The role of BTK in CLL has drawn researchers to develop BTK inhibitors, such as ibrutinib - an FDA (Food and Drug Administration)[5] and EMA (European Medicines Agency)[6] - approved CLL treatment. Ibrutinib forms a covalent bond with a cysteine residue (C481) at BTK’s active site, and thus inhibits kinase activity, including autoactivation.[3] This kinase inhibition shuts down BCR signaling, reduces B cell proliferation, and promotes apoptosis of leukemic cells. Ibrutinib is effective as a standalone treatment for mutated and unmutated CLL and when combined with rituximab is an effective therapy for relapsed CLL.[1] In general, ibrutinib is well tolerated and shows continued efficacy during extended treatment periods.[7]
While ibrutinib has been a clinical success, there are a subset of CLL patients who develop resistance to this therapeutic. This resistance has been mapped to a C481S mutation that prevents ibrutinib from covalently binding to BTK resulting in continuous BCR signaling within leukemic cells.[3] Next-generation, reversible BTK inhibitors, such as ARQ 531, are currently being developed for relapsed/refractory CLL. ARQ-531 is a non-selective BTK inhibitor that suppresses signaling in cells with C481S BTK and PLCγ mutations.

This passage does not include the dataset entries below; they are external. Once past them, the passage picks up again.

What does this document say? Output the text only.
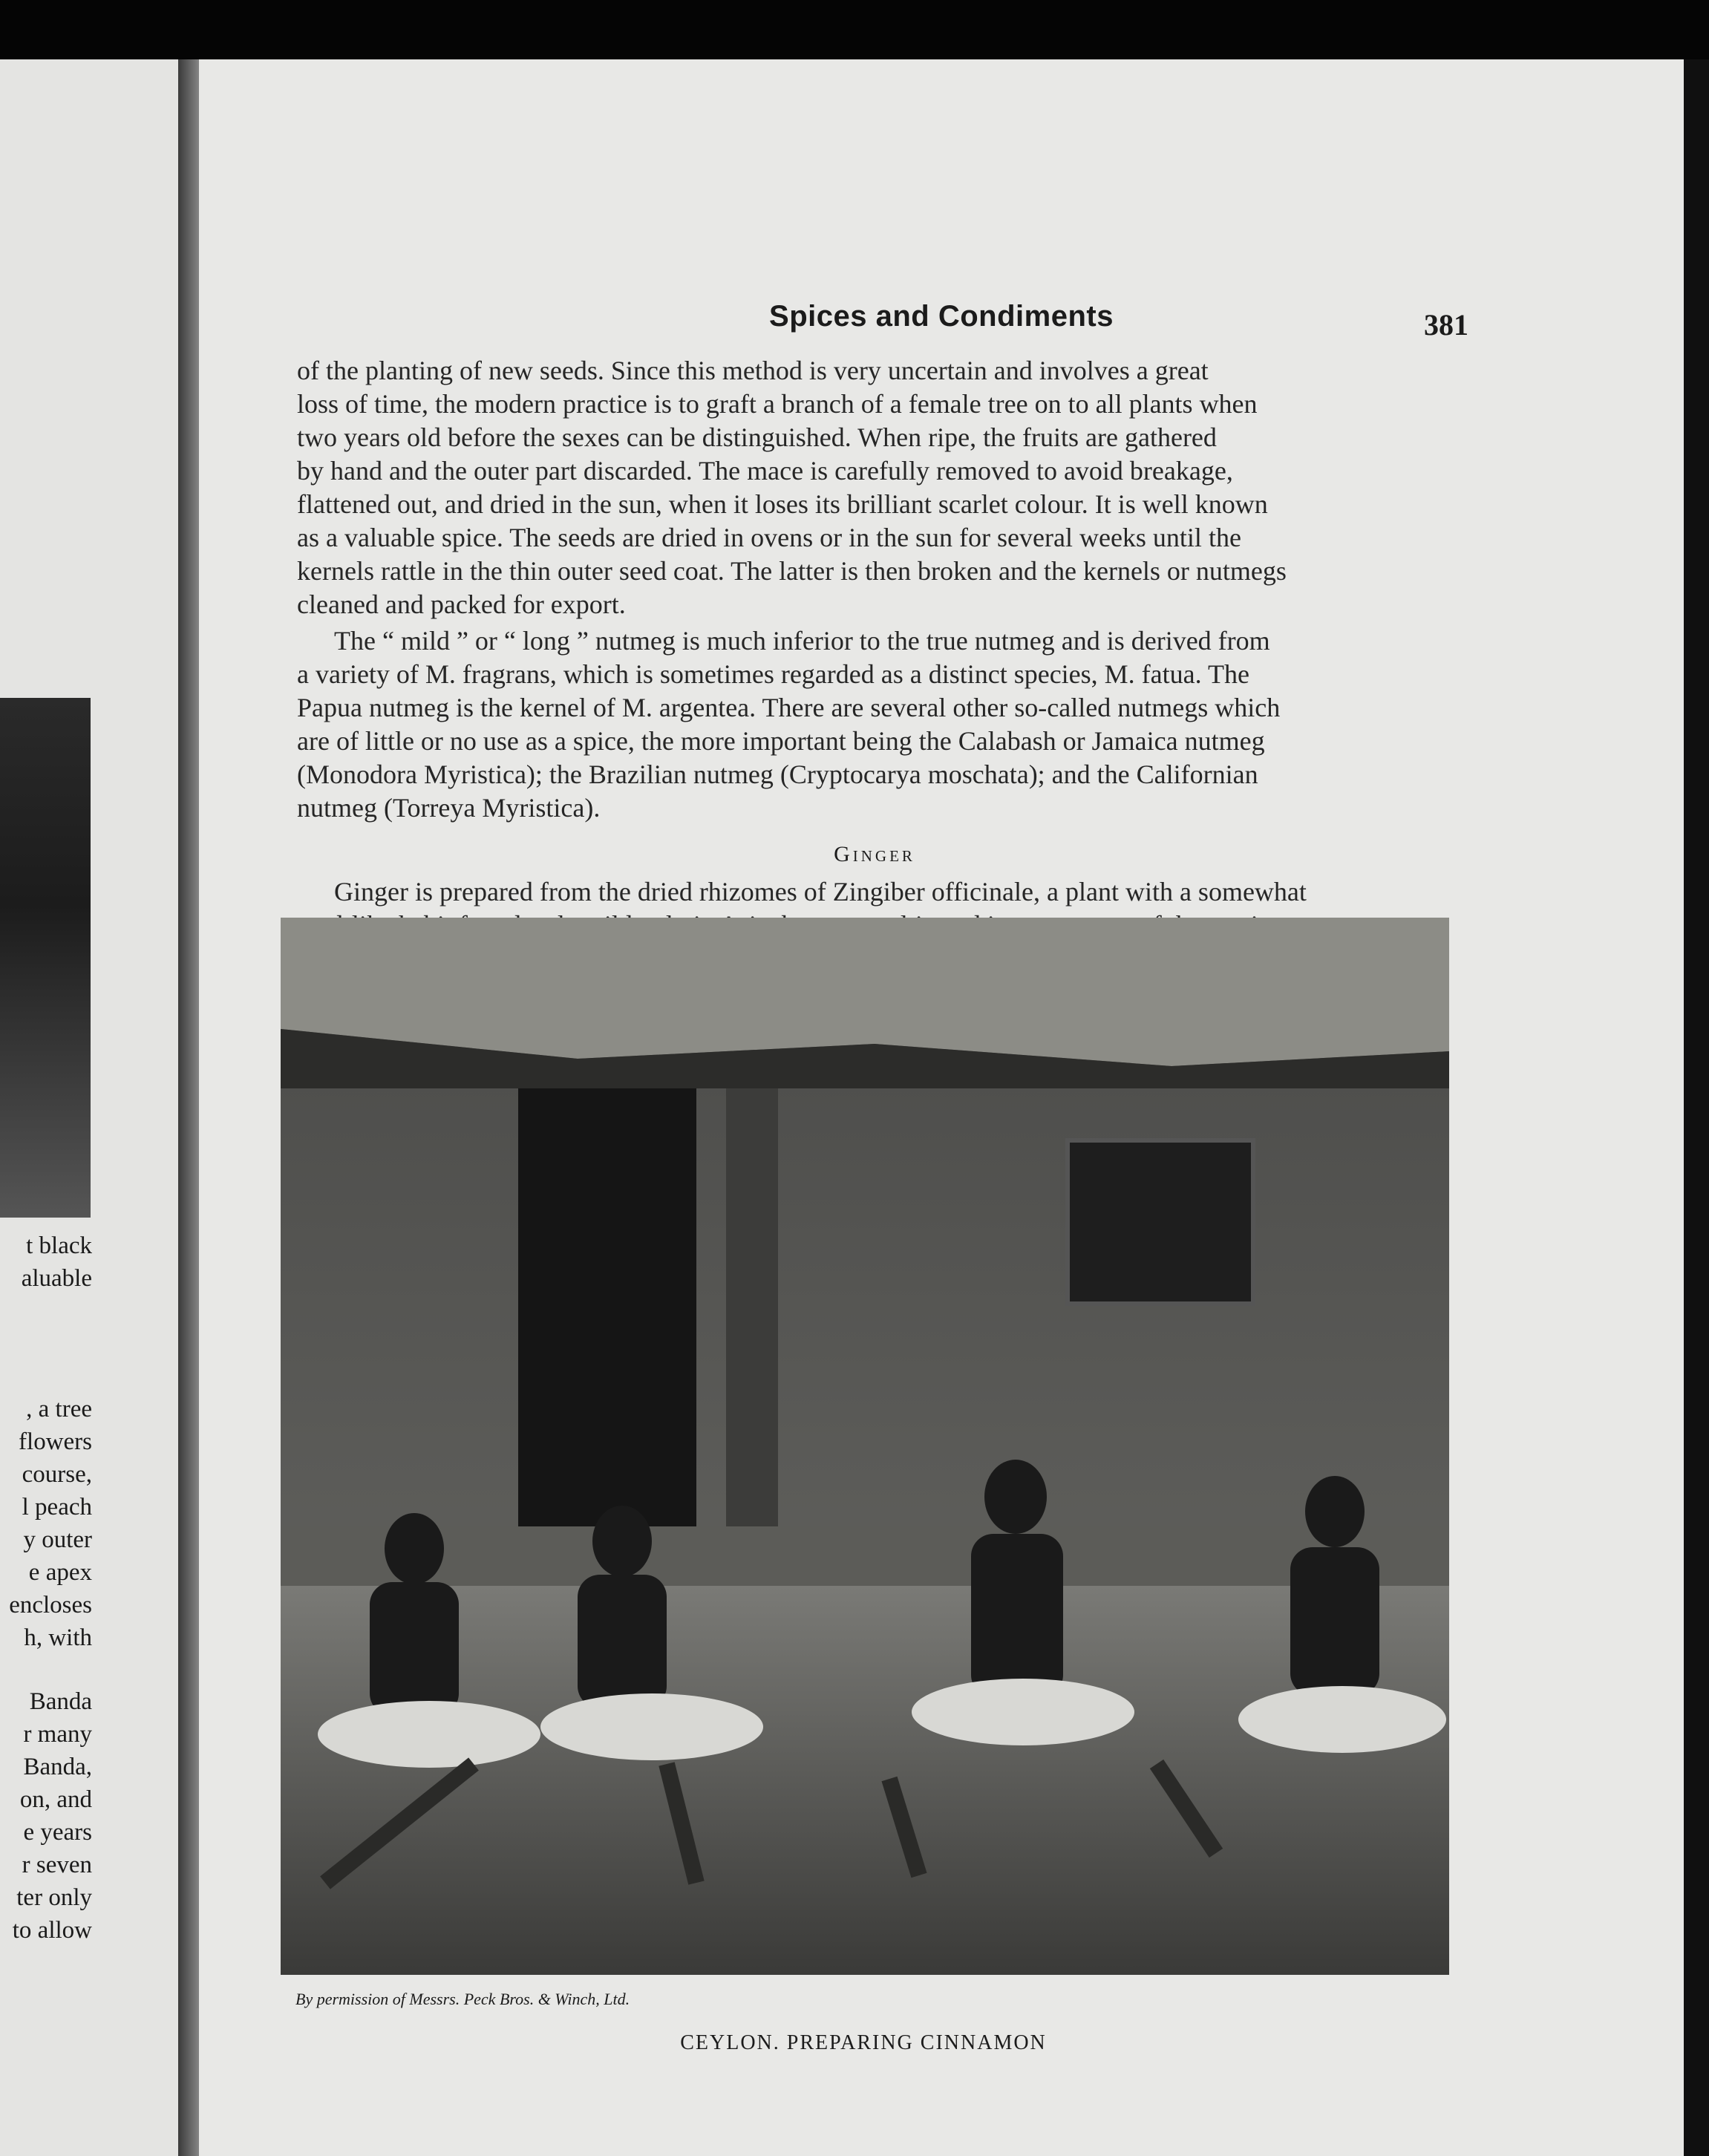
t black
aluable
, a tree
flowers
course,
l peach
y outer
e apex
encloses
h, with
Banda
r many
Banda,
on, and
e years
r seven
ter only
to allow
Spices and Condiments	381
of the planting of new seeds. Since this method is very uncertain and involves a great
loss of time, the modern practice is to graft a branch of a female tree on to all plants when
two years old before the sexes can be distinguished. When ripe, the fruits are gathered
by hand and the outer part discarded. The mace is carefully removed to avoid breakage,
flattened out, and dried in the sun, when it loses its brilliant scarlet colour. It is well known
as a valuable spice. The seeds are dried in ovens or in the sun for several weeks until the
kernels rattle in the thin outer seed coat. The latter is then broken and the kernels or nutmegs
cleaned and packed for export.
The “ mild ” or “ long ” nutmeg is much inferior to the true nutmeg and is derived from
a variety of M. fragrans, which is sometimes regarded as a distinct species, M. fatua. The
Papua nutmeg is the kernel of M. argentea. There are several other so-called nutmegs which
are of little or no use as a spice, the more important being the Calabash or Jamaica nutmeg
(Monodora Myristica); the Brazilian nutmeg (Cryptocarya moschata); and the Californian
nutmeg (Torreya Myristica).
Ginger
Ginger is prepared from the dried rhizomes of Zingiber officinale, a plant with a somewhat
By permission of Messrs. Peck Bros. & Winch, Ltd.
CEYLON. PREPARING CINNAMON
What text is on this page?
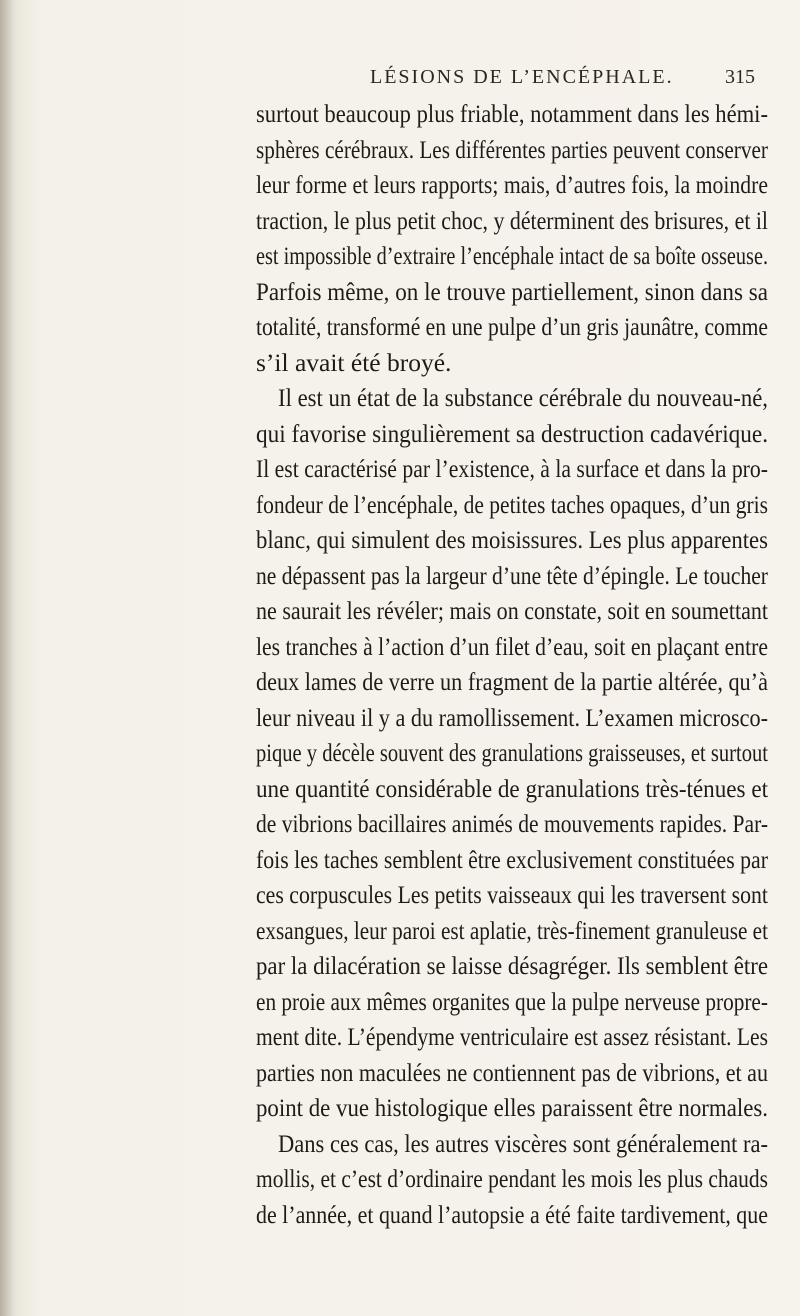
LÉSIONS DE L’ENCÉPHALE.	315
surtout beaucoup plus friable, notamment dans les hémi-
sphères cérébraux. Les différentes parties peuvent conserver
leur forme et leurs rapports; mais, d’autres fois, la moindre
traction, le plus petit choc, y déterminent des brisures, et il
est impossible d’extraire l’encéphale intact de sa boîte osseuse.
Parfois même, on le trouve partiellement, sinon dans sa
totalité, transformé en une pulpe d’un gris jaunâtre, comme
s’il avait été broyé.
Il est un état de la substance cérébrale du nouveau-né,
qui favorise singulièrement sa destruction cadavérique.
Il est caractérisé par l’existence, à la surface et dans la pro-
fondeur de l’encéphale, de petites taches opaques, d’un gris
blanc, qui simulent des moisissures. Les plus apparentes
ne dépassent pas la largeur d’une tête d’épingle. Le toucher
ne saurait les révéler; mais on constate, soit en soumettant
les tranches à l’action d’un filet d’eau, soit en plaçant entre
deux lames de verre un fragment de la partie altérée, qu’à
leur niveau il y a du ramollissement. L’examen microsco-
pique y décèle souvent des granulations graisseuses, et surtout
une quantité considérable de granulations très-ténues et
de vibrions bacillaires animés de mouvements rapides. Par-
fois les taches semblent être exclusivement constituées par
ces corpuscules Les petits vaisseaux qui les traversent sont
exsangues, leur paroi est aplatie, très-finement granuleuse et
par la dilacération se laisse désagréger. Ils semblent être
en proie aux mêmes organites que la pulpe nerveuse propre-
ment dite. L’épendyme ventriculaire est assez résistant. Les
parties non maculées ne contiennent pas de vibrions, et au
point de vue histologique elles paraissent être normales.
Dans ces cas, les autres viscères sont généralement ra-
mollis, et c’est d’ordinaire pendant les mois les plus chauds
de l’année, et quand l’autopsie a été faite tardivement, que
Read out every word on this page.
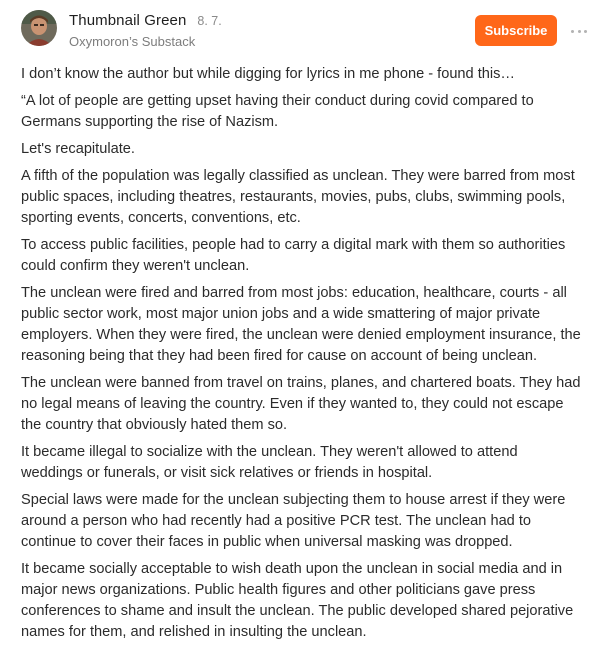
Thumbnail Green 8. 7.
Oxymoron’s Substack
Subscribe

I don’t know the author but while digging for lyrics in me phone - found this…

“A lot of people are getting upset having their conduct during covid compared to Germans supporting the rise of Nazism.

Let's recapitulate.

A fifth of the population was legally classified as unclean. They were barred from most public spaces, including theatres, restaurants, movies, pubs, clubs, swimming pools, sporting events, concerts, conventions, etc.

To access public facilities, people had to carry a digital mark with them so authorities could confirm they weren't unclean.

The unclean were fired and barred from most jobs: education, healthcare, courts - all public sector work, most major union jobs and a wide smattering of major private employers. When they were fired, the unclean were denied employment insurance, the reasoning being that they had been fired for cause on account of being unclean.

The unclean were banned from travel on trains, planes, and chartered boats. They had no legal means of leaving the country. Even if they wanted to, they could not escape the country that obviously hated them so.

It became illegal to socialize with the unclean. They weren't allowed to attend weddings or funerals, or visit sick relatives or friends in hospital.

Special laws were made for the unclean subjecting them to house arrest if they were around a person who had recently had a positive PCR test. The unclean had to continue to cover their faces in public when universal masking was dropped.

It became socially acceptable to wish death upon the unclean in social media and in major news organizations. Public health figures and other politicians gave press conferences to shame and insult the unclean. The public developed shared pejorative names for them, and relished in insulting the unclean.
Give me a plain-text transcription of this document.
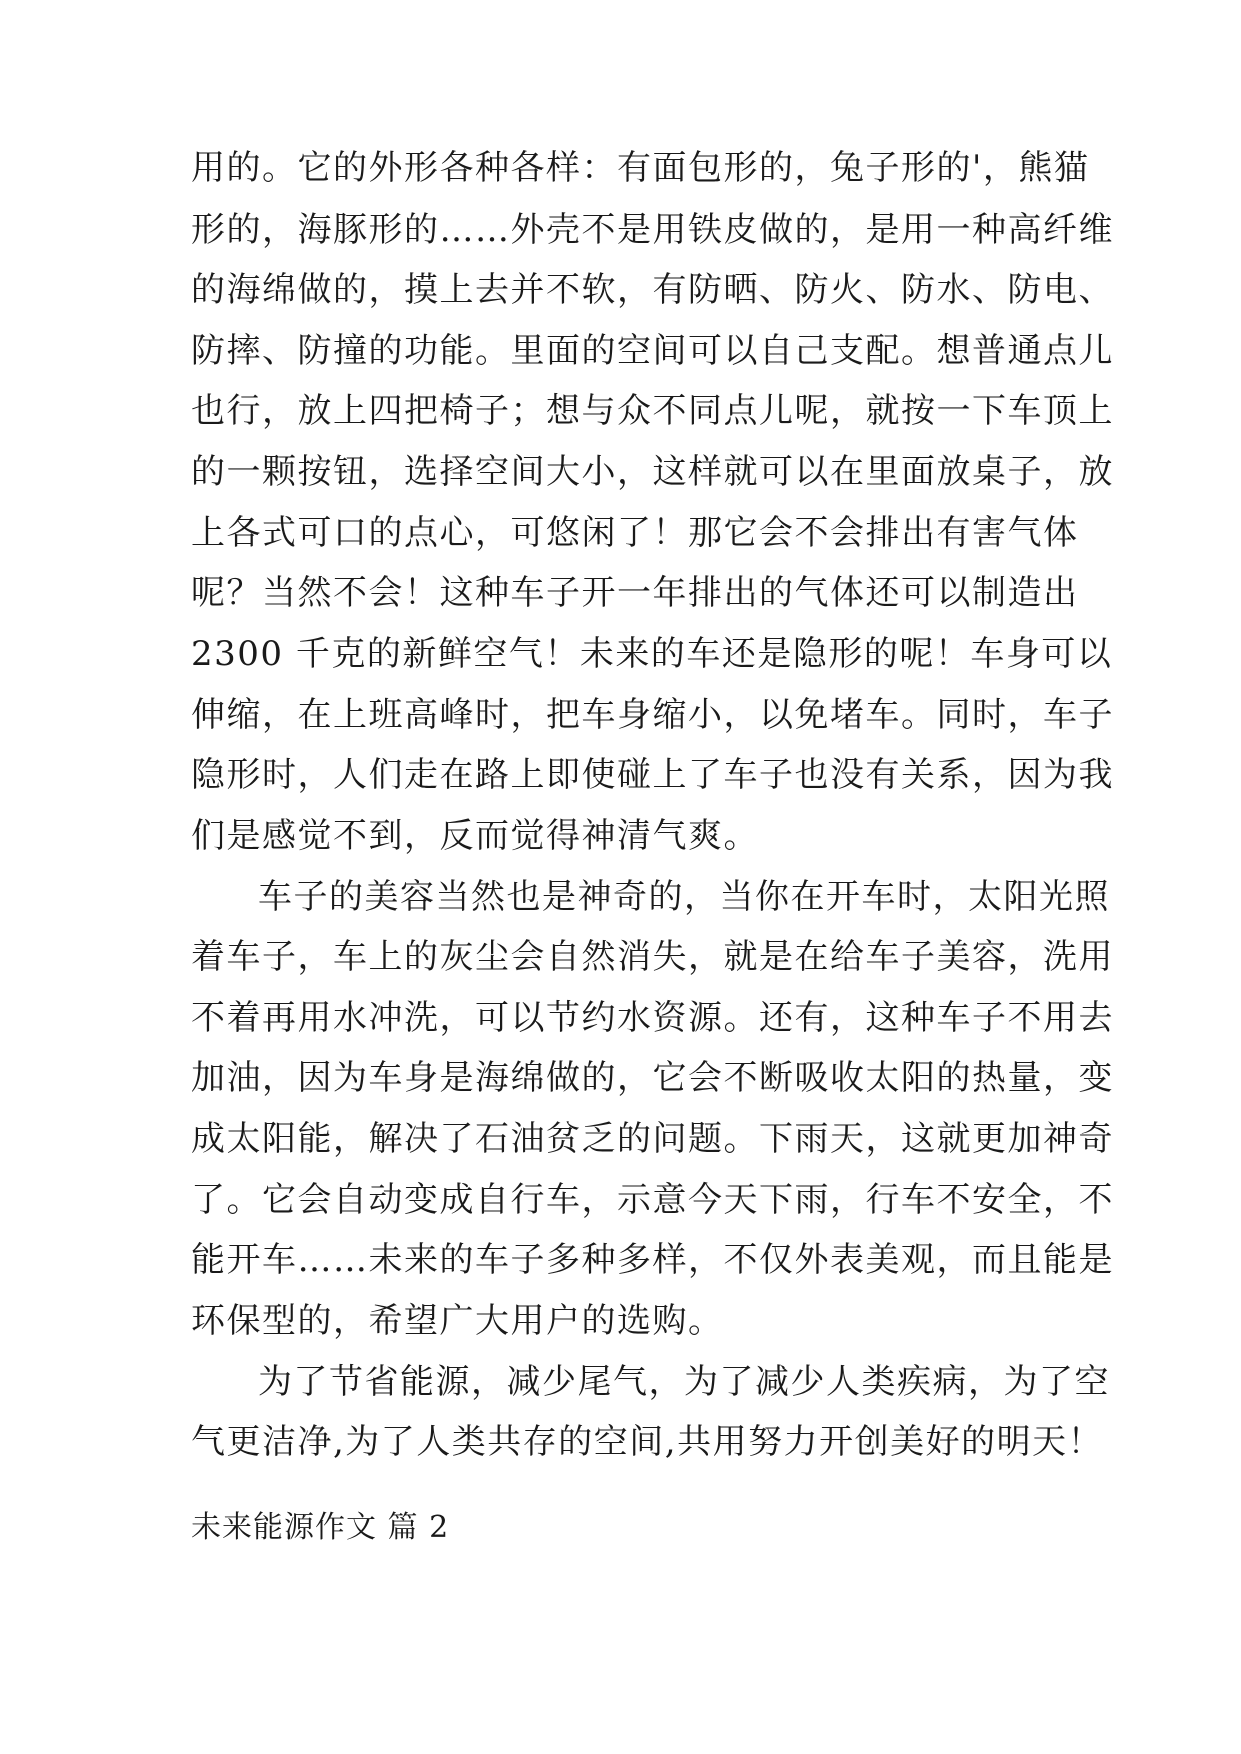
用的。它的外形各种各样：有面包形的，兔子形的'，熊猫
形的，海豚形的……外壳不是用铁皮做的，是用一种高纤维
的海绵做的，摸上去并不软，有防晒、防火、防水、防电、
防摔、防撞的功能。里面的空间可以自己支配。想普通点儿
也行，放上四把椅子；想与众不同点儿呢，就按一下车顶上
的一颗按钮，选择空间大小，这样就可以在里面放桌子，放
上各式可口的点心，可悠闲了！那它会不会排出有害气体
呢？当然不会！这种车子开一年排出的气体还可以制造出
2300 千克的新鲜空气！未来的车还是隐形的呢！车身可以
伸缩，在上班高峰时，把车身缩小，以免堵车。同时，车子
隐形时，人们走在路上即使碰上了车子也没有关系，因为我
们是感觉不到，反而觉得神清气爽。
车子的美容当然也是神奇的，当你在开车时，太阳光照
着车子，车上的灰尘会自然消失，就是在给车子美容，洗用
不着再用水冲洗，可以节约水资源。还有，这种车子不用去
加油，因为车身是海绵做的，它会不断吸收太阳的热量，变
成太阳能，解决了石油贫乏的问题。下雨天，这就更加神奇
了。它会自动变成自行车，示意今天下雨，行车不安全，不
能开车……未来的车子多种多样，不仅外表美观，而且能是
环保型的，希望广大用户的选购。
为了节省能源，减少尾气，为了减少人类疾病，为了空
气更洁净,为了人类共存的空间,共用努力开创美好的明天！
未来能源作文 篇 2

ARQ-531 also has an additional inhibitory activity against ERK signaling.[8] Furthermore, the FDA has recently approved LOXO-305, a non-covalent, reversible BTK inhibitor. LOXO-305 inhibits signaling in cells with wild-type or C481S-mutated BTK.[9, 10] In contrast, acalabrutinib, a second-generation irreversible BTK inhibitor has also been approved by the FDA. Acalabrutinib has a shorter half-life, allowing for variable dosages, and has increased C481 specificity that enhances its BTK inhibitory effects. The biochemical properties of acalabrutinib make it a suitable option for patients with treatment naïve CLL.[11]
In January 2023, the FDA and EMA approved an additional second-generation irreversible BTK inhibitor, zanubrutinib, for CLL.[12] Zanubrutinib’s design was guided by a structure-activity strategy to generate sustained BTK occupancy. Zanubrutinib exhibits reduced ITK and EGFR inhibition and has 4x longer half-life than acalabrutinib.[13] As such, it persists at high concentrations within the body making it available to re-inhibit newly synthesized BTK proteins, a unique difference from ibrutinib and acalabrutinib.[14]
In a phase I/II study, all CLL patients treated with zanubrutinib had complete and sustained BTK occupancy in peripheral blood mononuclear cells and lymph nodes.[15] Zanubrutinib’s performance supports the hypothesis that increased BTK selectivity maximizes BTK inhibition and drug efficacy. Additionally, zanubrutinib’s enhanced BTK specificity reduces the incidence of off-target toxicities which may reduce side effects commonly associated with ibrutinib, such as cardiac events, subdural hematomas, and gastrointestinal bleeding.[10, 16, 17] This is particularly relevant to CLL as this class of BTK inhibitors are used by CLL patients indefinitely.
BTK inhibitors have become an invaluable CLL treatment and will continue to improve and provide therapeutic benefits. Additional studies such as NCT03734016 are underway to evaluate the effects of zanubrutinib and BTK inhibitors with other targeted therapies, which may improve the efficacy and durability of these treatments.